木造釈迦如来坐像
川口市指定有形文化財
平成15年3月20日指定
この木造釈迦如来坐像は、江戸時代の貞享4年(1687)に相模国都築群神奈川領白根村(現横浜市都筑区)知行の旗本藤川甚衛門重昌の供養のために、子息によって寄進されたものと考えられています。
檜材造りで、座高は82.6cm、膝張り68.4cmを測ります。彫眼、肉身部は金泥彩、衲衣部は錆地に黒漆で漆箔を施しています。螺髪は群青彩で、眉、髭、瞳は墨彩で描かれ、白目に白色顔料を入れ、鼻穴をかすかに抉っています。
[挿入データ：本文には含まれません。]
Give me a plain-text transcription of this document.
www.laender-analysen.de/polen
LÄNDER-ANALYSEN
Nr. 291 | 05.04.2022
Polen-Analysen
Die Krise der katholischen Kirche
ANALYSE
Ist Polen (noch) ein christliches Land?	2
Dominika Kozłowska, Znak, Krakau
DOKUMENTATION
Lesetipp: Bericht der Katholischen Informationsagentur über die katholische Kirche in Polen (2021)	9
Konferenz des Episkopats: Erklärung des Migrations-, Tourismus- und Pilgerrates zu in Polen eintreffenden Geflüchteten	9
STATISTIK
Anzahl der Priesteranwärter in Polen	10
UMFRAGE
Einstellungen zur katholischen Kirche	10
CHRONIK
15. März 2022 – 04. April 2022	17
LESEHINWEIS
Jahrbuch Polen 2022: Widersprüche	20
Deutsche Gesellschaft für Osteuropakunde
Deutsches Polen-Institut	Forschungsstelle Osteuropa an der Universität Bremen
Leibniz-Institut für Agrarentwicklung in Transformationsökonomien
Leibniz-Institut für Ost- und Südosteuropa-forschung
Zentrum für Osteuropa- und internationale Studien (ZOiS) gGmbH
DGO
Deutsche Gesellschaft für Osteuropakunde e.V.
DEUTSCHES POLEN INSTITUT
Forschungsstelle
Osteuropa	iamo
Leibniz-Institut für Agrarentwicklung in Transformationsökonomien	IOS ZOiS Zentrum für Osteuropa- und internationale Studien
右腕は掌を正面に向け施無畏印を、左腕は膝上におき掌を上に与願印を結んでいます。
本像は、像内の材のやつれから、かって荒れた状態で放置された時期があったと推定され、数度の修理の跡が見られます。また、像内に納入口があることから像内に何か納められていた可能性が高いですが、すでに失われてしまっています。定朝様の特徴を良く受け継いだ穏和な作風を見せながらも、形式化が進んでおり、細部に写実的な表現も認められるため、平安時代末の作と考えられます。